Filtering by array contents #
Find employees who know Rust:
$ pq jq employees.parquet 'select(.skills | contains(["rust"])) | .name' -r
Alice
Diana
Grace
Conditional logic #
Use if/elif/else/end to classify rows:
$ pq jq employees.parquet '{name: .name, level: (if .salary >= 115000 then "senior" elif .salary >= 100000 then "mid" else "junior" end)}'
{"level":"senior","name":"Alice"}
{"level":"mid","name":"Bob"}
{"level":"junior","name":"Charlie"}
{"level":"senior","name":"Diana"}
{"level":"junior","name":"Eve"}
{"level":"mid","name":"Frank"}
{"level":"senior","name":"Grace"}
{"level":"mid","name":"Hank"}
String interpolation #
Build formatted strings with \():
$ pq jq employees.parquet '"\(.name) works in \(.department) (\(.address.city))"' -r
Alice works in Engineering (New York)
Bob works in Engineering (San Francisco)
Charlie works in Marketing (Chicago)
Diana works in Engineering (Seattle)
Eve works in Marketing (New York)
Frank works in Sales (Los Angeles)
Grace works in Engineering (New York)
Hank works in Sales (Chicago)
Slurp mode #
By default, jq processes one row at a time. --slurp collects all rows
into a single array first, enabling aggregations.
Count total rows:
$ pq jq employees.parquet 'length' --slurp
8
Group by department and compute averages:
$ pq jq employees.parquet \
'group_by(.department) | map({
department: .[0].department,
count: length,
avg_salary: (map(.salary) | add / length)
})' --slurp
[{"avg_salary":117500.0,"count":4,"department":"Engineering"},
{"avg_salary":96500.0,"count":2,"department":"Marketing"},
{"avg_salary":106000.0,"count":2,"department":"Sales"}]
Find top 3 earners:
$ pq jq employees.parquet 'sort_by(.salary) | reverse | .[:3] | .[].name' --slurp -r
Diana
Alice
Grace
List unique cities:
$ pq jq employees.parquet '[.[].address.city] | unique | .[]' --slurp -r
Chicago
Los Angeles
New York
San Francisco
Seattle
Saving results to files #
Use -o to write jq results to a file. Format is auto-detected from the extension.

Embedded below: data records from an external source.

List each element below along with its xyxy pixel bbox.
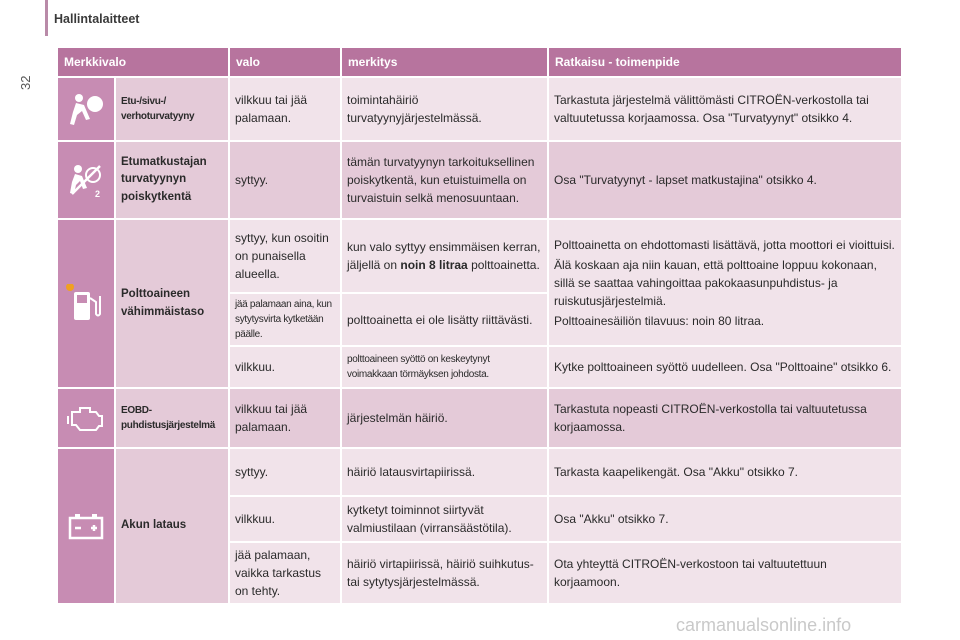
valo-fuel-2: jää palamaan aina, kun sytytysvirta kytketään päälle.: [230, 294, 340, 345]
merkitys-eobd: järjestelmän häiriö.: [342, 389, 547, 447]
side-accent-bar: [45, 0, 48, 36]
passenger-airbag-icon-cell: [58, 142, 114, 218]
table-row-battery-1: [58, 449, 901, 495]
header-merkkivalo: Merkkivalo: [58, 48, 228, 76]
header-ratkaisu: Ratkaisu - toimenpide: [549, 48, 901, 76]
airbag-icon-cell: [58, 78, 114, 140]
valo-battery-3: jää palamaan, vaikka tarkastus on tehty.: [230, 543, 340, 603]
engine-icon: [66, 398, 106, 438]
table-row-fuel-1: [58, 220, 901, 292]
ratkaisu-battery-1: Tarkasta kaapelikengät. Osa "Akku" otsikko 7.: [549, 449, 901, 495]
name-eobd: EOBD-puhdistusjärjestelmä: [116, 389, 228, 447]
valo-passenger-airbag: syttyy.: [230, 142, 340, 218]
battery-icon: [66, 506, 106, 546]
watermark: carmanualsonline.info: [676, 615, 852, 635]
svg-text:2: 2: [95, 189, 101, 199]
header-merkitys: merkitys: [342, 48, 547, 76]
battery-icon-cell: [58, 449, 114, 603]
ratkaisu-battery-3: Ota yhteyttä CITROËN-verkostoon tai valtuutettuun korjaamoon.: [549, 543, 901, 603]
ratkaisu-passenger-airbag: Osa "Turvatyynyt - lapset matkustajina" otsikko 4.: [549, 142, 901, 218]
merkitys-fuel-3: polttoaineen syöttö on keskeytynyt voimakkaan törmäyksen johdosta.: [342, 347, 547, 387]
name-airbag: Etu-/sivu-/ verhoturvatyyny: [116, 78, 228, 140]
header-valo: valo: [230, 48, 340, 76]
valo-eobd: vilkkuu tai jää palamaan.: [230, 389, 340, 447]
warning-lights-table: [56, 46, 903, 605]
name-passenger-airbag: Etumatkustajan turvatyynyn poiskytkentä: [116, 142, 228, 218]
ratkaisu-airbag: Tarkastuta järjestelmä välittömästi CITROËN-verkostolla tai valtuutetussa korjaamossa. Osa "Turvatyynyt" otsikko 4.: [549, 78, 901, 140]
valo-airbag: vilkkuu tai jää palamaan.: [230, 78, 340, 140]
ratkaisu-battery-2: Osa "Akku" otsikko 7.: [549, 497, 901, 541]
merkitys-passenger-airbag: tämän turvatyynyn tarkoituksellinen poiskytkentä, kun etuistuimella on turvaistuin selkä menosuuntaan.: [342, 142, 547, 218]
fuel-icon-cell: [58, 220, 114, 387]
valo-battery-1: syttyy.: [230, 449, 340, 495]
fuel-pump-icon: [66, 284, 106, 324]
merkitys-fuel-2: polttoainetta ei ole lisätty riittävästi.: [342, 294, 547, 345]
table-header-row: [58, 48, 901, 76]
name-battery: Akun lataus: [116, 449, 228, 603]
name-fuel: Polttoaineen vähimmäistaso: [116, 220, 228, 387]
page-number: 32: [18, 75, 33, 90]
passenger-airbag-off-icon: [66, 160, 106, 200]
airbag-icon: [66, 89, 106, 129]
section-title: Hallintalaitteet: [54, 12, 140, 26]
table-row-airbag: [58, 78, 901, 140]
merkitys-battery-3: häiriö virtapiirissä, häiriö suihkutus- tai sytytysjärjestelmässä.: [342, 543, 547, 603]
merkitys-battery-2: kytketyt toiminnot siirtyvät valmiustilaan (virransäästötila).: [342, 497, 547, 541]
table-row-eobd: [58, 389, 901, 447]
table-row-passenger-airbag: [58, 142, 901, 218]
valo-fuel-3: vilkkuu.: [230, 347, 340, 387]
engine-icon-cell: [58, 389, 114, 447]
ratkaisu-fuel-3: Kytke polttoaineen syöttö uudelleen. Osa "Polttoaine" otsikko 6.: [549, 347, 901, 387]
ratkaisu-fuel-1: Polttoainetta on ehdottomasti lisättävä, jotta moottori ei vioittuisi. Älä koskaan aja niin kauan, että polttoaine loppuu kokonaan, sillä se saattaa vahingoittaa pakokaasunpuhdistus- ja ruiskutusjärjestelmiä. Polttoainesäiliön tilavuus: noin 80 litraa.: [549, 220, 901, 345]
ratkaisu-eobd: Tarkastuta nopeasti CITROËN-verkostolla tai valtuutetussa korjaamossa.: [549, 389, 901, 447]
merkitys-battery-1: häiriö latausvirtapiirissä.: [342, 449, 547, 495]
merkitys-airbag: toimintahäiriö turvatyynyjärjestelmässä.: [342, 78, 547, 140]
merkitys-fuel-1: kun valo syttyy ensimmäisen kerran, jäljellä on noin 8 litraa polttoainetta.: [342, 220, 547, 292]
valo-fuel-1: syttyy, kun osoitin on punaisella alueella.: [230, 220, 340, 292]
valo-battery-2: vilkkuu.: [230, 497, 340, 541]
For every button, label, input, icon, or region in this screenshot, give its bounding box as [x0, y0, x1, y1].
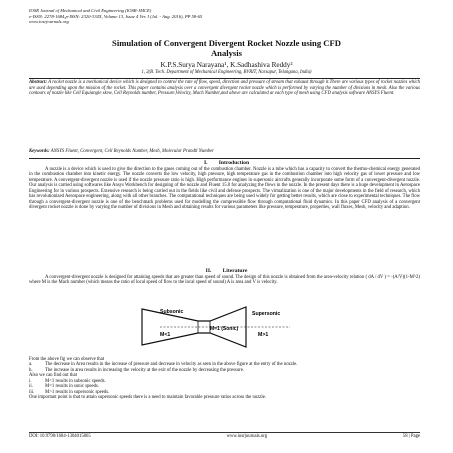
- abstract-text: A rocket nozzle is a mechanical device which is designed to control the rate of flow, speed, direction and pressure of stream that exhaust through it.There are various types of rocket nozzles which are used depending upon the mission of the rocket. This paper contains analysis over a convergent divergent rocket nozzle which is performed by varying the number of divisions in mesh. Also the various contours of nozzle like Cell Equiangle skew, Cell Reynolds number, Pressure,Velocity, Mach Number,and above are calculated at each type of mesh using CFD analysis software ANSYS Fluent.: [29, 80, 420, 97]
- nozzle-figure: [140, 303, 320, 351]
- title-line-2: Analysis: [210, 48, 243, 59]
- authors: K.P.S.Surya Narayana¹, K.Sadhashiva Reddy²: [160, 61, 293, 69]
- journal-header: [29, 8, 202, 25]
- supersonic-mach-label: M>1: [258, 332, 269, 338]
- abstract: [29, 80, 420, 97]
- list-marker: b.: [29, 367, 33, 373]
- introduction-paragraph: A nozzle is a device which is used to give the direction to the gases coming out of the combustion chamber. Nozzle is a tube which has a capacity to convert the thermo-chemical energy generated in the combustion chamber into kinetic energy. The nozzle converts the low velocity, high pressure, high temperature gas in the combustion chamber into high velocity gas of lower pressure and low temperature. A convergent-divergent nozzle is used if the nozzle pressure ratio is high. High performance engines in supersonic aircrafts generally incorporate some form of a convergent-divergent nozzle. Our analysis is carried using softwares like Ansys Workbench for designing of the nozzle and Fluent 15.0 for analyzing the flows in the nozzle. In the present days there is a huge development in Aerospace Engineering for in various prospects. Extensive research is being carried out in the fields like civil and defense prospects. The virtualization is one of the major developments in the field of research, which has revolutionized Aerospace engineering, along with all other branches. The computational techniques are being used widely for getting better results, which are close to experimental techniques. The flow through a convergent-divergent nozzle is one of the benchmark problems used for modelling the compressible flow through computational fluid dynamics. In this paper CFD analysis of a convergent divergent rocket nozzle is done by varying the number of divisions in Mesh and obtaining results for various parameters like pressure, temperature, properties, wall fluxes, Mesh, velocity and adaption.: [29, 167, 420, 211]
- journal-name: IOSR Journal of Mechanical and Civil Engineering (IOSR-JMCE): [29, 8, 152, 13]
- affiliation: 1, 2(B. Tech. Department of Mechanical Engineering, BVRIT, Narsapur, Telangana, India): [141, 70, 312, 75]
- keywords: [29, 149, 420, 154]
- keywords-label: Keywords:: [29, 149, 50, 154]
- list-marker: i.: [29, 378, 32, 384]
- footer-doi: DOI: 10.9790/1684-1304015865: [29, 434, 91, 439]
- subsonic-label: Subsonic: [160, 309, 184, 315]
- list-marker: iii.: [29, 389, 35, 395]
- footer-website[interactable]: www.iosrjournals.org: [226, 434, 268, 439]
- paper-title: [0, 38, 453, 59]
- observations: [29, 357, 420, 401]
- sonic-mach-label: M=1 (Sonic): [210, 326, 239, 332]
- closing-text: One important point is that to attain supersonic speeds there is a need to maintain favorable pressure ratios across the nozzle.: [29, 395, 267, 401]
- page-footer: [29, 434, 420, 439]
- list-text: M=1 results in sonic speeds.: [45, 384, 100, 390]
- supersonic-label: Supersonic: [252, 311, 281, 317]
- section-heading-introduction: I. Introduction: [203, 160, 250, 166]
- literature-paragraph: A convergent-divergent nozzle is designed for attaining speeds that are greater than speed of sound. The design of this nozzle is obtained from the area-velocity relation ( dA / dV ) = -(A/V)(1-M^2) where M is the Mach number (which means the ratio of local speed of flow to the local speed of sound) A is area and V is velocity.: [29, 275, 420, 286]
- list-text: M>1 results in supersonic speeds.: [45, 389, 110, 395]
- keywords-text: ANSYS Fluent, Convergent, Cell Reynolds Number, Mesh, Molecular Prandtl Number: [50, 149, 214, 154]
- journal-website[interactable]: www.iosrjournals.org: [29, 19, 69, 25]
- list-marker: a.: [29, 362, 33, 368]
- list-marker: ii.: [29, 384, 33, 390]
- section-heading-literature: II. Literature: [205, 268, 248, 274]
- list-text: The increase in area results in increasing the velocity at the exit of the nozzle by decreasing the pressure.: [45, 367, 245, 373]
- list-text: M<1 results in subsonic speeds.: [45, 378, 106, 384]
- footer-rule: [29, 432, 420, 433]
- observations-intro-2: Also we can find out that: [29, 373, 77, 379]
- title-line-1: Simulation of Convergent Divergent Rocket Nozzle using CFD: [112, 38, 341, 48]
- journal-issn: e-ISSN: 2278-1684,p-ISSN: 2320-334X, Volume 13, Issue 4 Ver. I (Jul. - Aug. 2016), PP 58-65: [29, 13, 203, 19]
- observations-intro: From the above fig we can observe that: [29, 357, 105, 362]
- abstract-label: Abstract:: [29, 80, 47, 85]
- list-text: The decrease in Area results in the increase of pressure and decrease in velocity as seen in the above figure at the entry of the nozzle.: [45, 362, 298, 368]
- subsonic-mach-label: M<1: [160, 332, 171, 338]
- footer-page-number: 58 | Page: [402, 434, 420, 439]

Save transformed data to Parquet:
$ pq jq employees.parquet '{name, city: .address.city}' -o flat.parquet
Wrote 8 rows to flat.parquet
$ pq cat flat.parquet
╭───────────────┬─────────╮
│ city ┆ name │
╞═══════════════╪═════════╡
│ New York ┆ Alice │
├╌╌╌╌╌╌╌╌╌╌╌╌╌╌╌┼╌╌╌╌╌╌╌╌╌┤
│ San Francisco ┆ Bob │
├╌╌╌╌╌╌╌╌╌╌╌╌╌╌╌┼╌╌╌╌╌╌╌╌╌┤
│ Chicago ┆ Charlie │
│ ... ┆ ... │
╰───────────────┴─────────╯
Using --jq with cat #
The --jq flag on pq cat lets you combine row limiting with jq transforms:
$ pq cat employees.parquet --jq '{name, city: .address.city}' --limit 3
{"city":"New York","name":"Alice"}
{"city":"San Francisco","name":"Bob"}
{"city":"Chicago","name":"Charlie"}
Save filtered data with cat --jq -O:
$ pq cat employees.parquet --jq 'select(.salary > 110000) | {name, salary}' \
-O high_earners.parquet
Wrote 3 rows to high_earners.parquet
jq reference #
pq uses jaq, a Rust implementation of jq. See the jq manual for the full language reference. Most jq features are supported.